Les Mille Et Une Nuits Tome II
- Автор: Galland Antoine
- Язык: французский
- Жанр: Сказки народов мира
Электронная книга - «Les Mille Et Une Nuits Tome II». Краткое содержание книги:
Le grand vizir obéit sur-le-champ, et, en entrant dans la chambre du prince, il le trouva assis et fort tranquille, avec un livre à la main, qu’il lisait. Il le salua, et après qu’il se fut assis près de lui: «Je veux un grand mal à votre esclave, lui dit-il, d’être venu effrayer le roi votre père, par la nouvelle qu’il vient de lui apporter.
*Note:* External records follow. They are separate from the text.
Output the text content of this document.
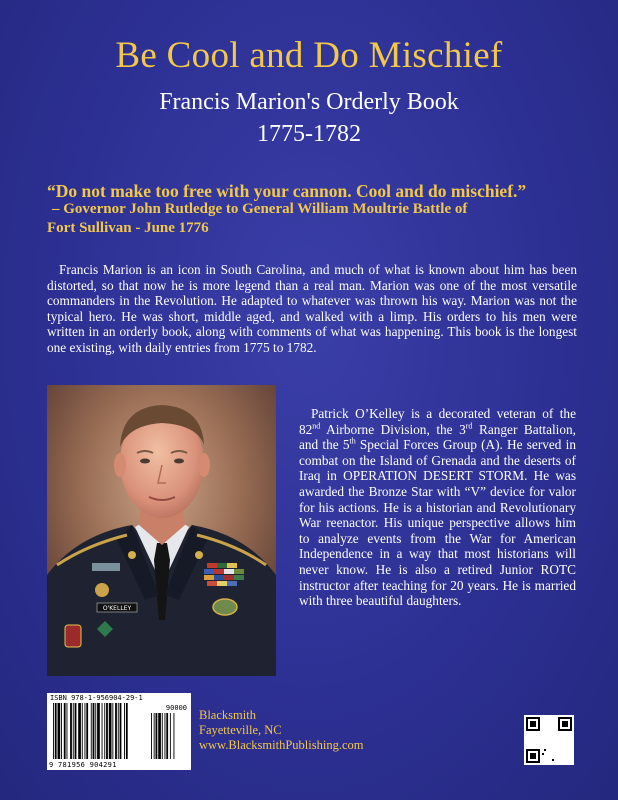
Be Cool and Do Mischief
Francis Marion's Orderly Book
1775-1782
“Do not make too free with your cannon. Cool and do mischief.”
– Governor John Rutledge to General William Moultrie Battle of
Fort Sullivan - June 1776
Francis Marion is an icon in South Carolina, and much of what is known about him has been distorted, so that now he is more legend than a real man. Marion was one of the most versatile commanders in the Revolution. He adapted to whatever was thrown his way. Marion was not the typical hero. He was short, middle aged, and walked with a limp. His orders to his men were written in an orderly book, along with comments of what was happening. This book is the longest one existing, with daily entries from 1775 to 1782.
O'KELLEY
Patrick O’Kelley is a decorated veteran of the 82nd Airborne Division, the 3rd Ranger Battalion, and the 5th Special Forces Group (A). He served in combat on the Island of Grenada and the deserts of Iraq in OPERATION DESERT STORM. He was awarded the Bronze Star with “V” device for valor for his actions. He is a historian and Revolutionary War reenactor. His unique perspective allows him to analyze events from the War for American Independence in a way that most historians will never know. He is also a retired Junior ROTC instructor after teaching for 20 years. He is married with three beautiful daughters.
ISBN 978-1-956904-29-1
90000
9 781956 904291
Blacksmith
Fayetteville, NC
www.BlacksmithPublishing.com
«- Quelle est cette nouvelle, reprit le prince, qui peut lui avoir donné tant de frayeur? J’ai un sujet bien plus grand de me plaindre de mon esclave.
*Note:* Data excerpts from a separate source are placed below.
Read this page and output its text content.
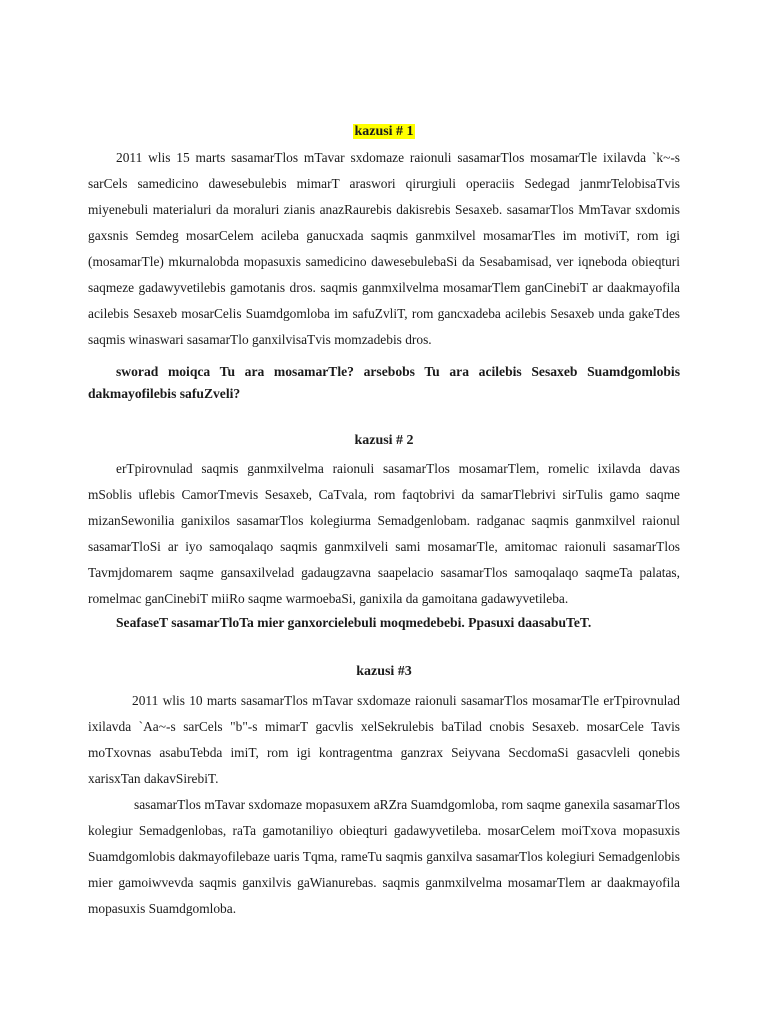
kazusi # 1

2011 wlis 15 marts sasamarTlos mTavar sxdomaze raionuli sasamarTlos mosamarTle ixilavda `k~-s sarCels samedicino dawesebulebis mimarT araswori qirurgiuli operaciis Sedegad janmrTelobisaTvis miyenebuli materialuri da moraluri zianis anazRaurebis dakisrebis Sesaxeb. sasamarTlos MmTavar sxdomis gaxsnis Semdeg mosarCelem acileba ganucxada saqmis ganmxilvel mosamarTles im motiviT, rom igi (mosamarTle) mkurnalobda mopasuxis samedicino dawesebulebaSi da Sesabamisad, ver iqneboda obieqturi saqmeze gadawyvetilebis gamotanis dros. saqmis ganmxilvelma mosamarTlem ganCinebiT ar daakmayofila acilebis Sesaxeb mosarCelis Suamdgomloba im safuZvliT, rom gancxadeba acilebis Sesaxeb unda gakeTdes saqmis winaswari sasamarTlo ganxilvisaTvis momzadebis dros.

sworad moiqca Tu ara mosamarTle? arsebobs Tu ara acilebis Sesaxeb Suamdgomlobis dakmayofilebis safuZveli?

kazusi # 2

erTpirovnulad saqmis ganmxilvelma raionuli sasamarTlos mosamarTlem, romelic ixilavda davas mSoblis uflebis CamorTmevis Sesaxeb, CaTvala, rom faqtobrivi da samarTlebrivi sirTulis gamo saqme mizanSewonilia ganixilos sasamarTlos kolegiurma Semadgenlobam. radganac saqmis ganmxilvel raionul sasamarTloSi ar iyo samoqalaqo saqmis ganmxilveli sami mosamarTle, amitomac raionuli sasamarTlos Tavmjdomarem saqme gansaxilvelad gadaugzavna saapelacio sasamarTlos samoqalaqo saqmeTa palatas, romelmac ganCinebiT miiRo saqme warmoebaSi, ganixila da gamoitana gadawyvetileba.

SeafaseT sasamarTloTa mier ganxorcielebuli moqmedebebi. Ppasuxi daasabuTeT.

kazusi #3

2011 wlis 10 marts sasamarTlos mTavar sxdomaze raionuli sasamarTlos mosamarTle erTpirovnulad ixilavda `Aa~-s sarCels "b"-s mimarT gacvlis xelSekrulebis baTilad cnobis Sesaxeb. mosarCele Tavis moTxovnas asabuTebda imiT, rom igi kontragentma ganzrax Seiyvana SecdomaSi gasacvleli qonebis xarisxTan dakavSirebiT.

sasamarTlos mTavar sxdomaze mopasuxem aRZra Suamdgomloba, rom saqme ganexila sasamarTlos kolegiur Semadgenlobas, raTa gamotaniliyo obieqturi gadawyvetileba. mosarCelem moiTxova mopasuxis Suamdgomlobis dakmayofilebaze uaris Tqma, rameTu saqmis ganxilva sasamarTlos kolegiuri Semadgenlobis mier gamoiwvevda saqmis ganxilvis gaWianurebas. saqmis ganmxilvelma mosamarTlem ar daakmayofila mopasuxis Suamdgomloba.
«- Prince, repartit le vizir, à Dieu ne plaise que ce qu’il a rapporté de vous soit véritable! Le bon état où je vous vois et où je prie Dieu qu’il vous conserve, me fait connaître qu’il n’en est rien. – Peut-être, répliqua le prince, qu’il ne s’est pas bien fait entendre. Puisque vous êtes venu, je suis bien aise de demander à une personne comme vous, qui devez en savoir quelque chose, où est la dame qui a couché cette nuit avec moi.»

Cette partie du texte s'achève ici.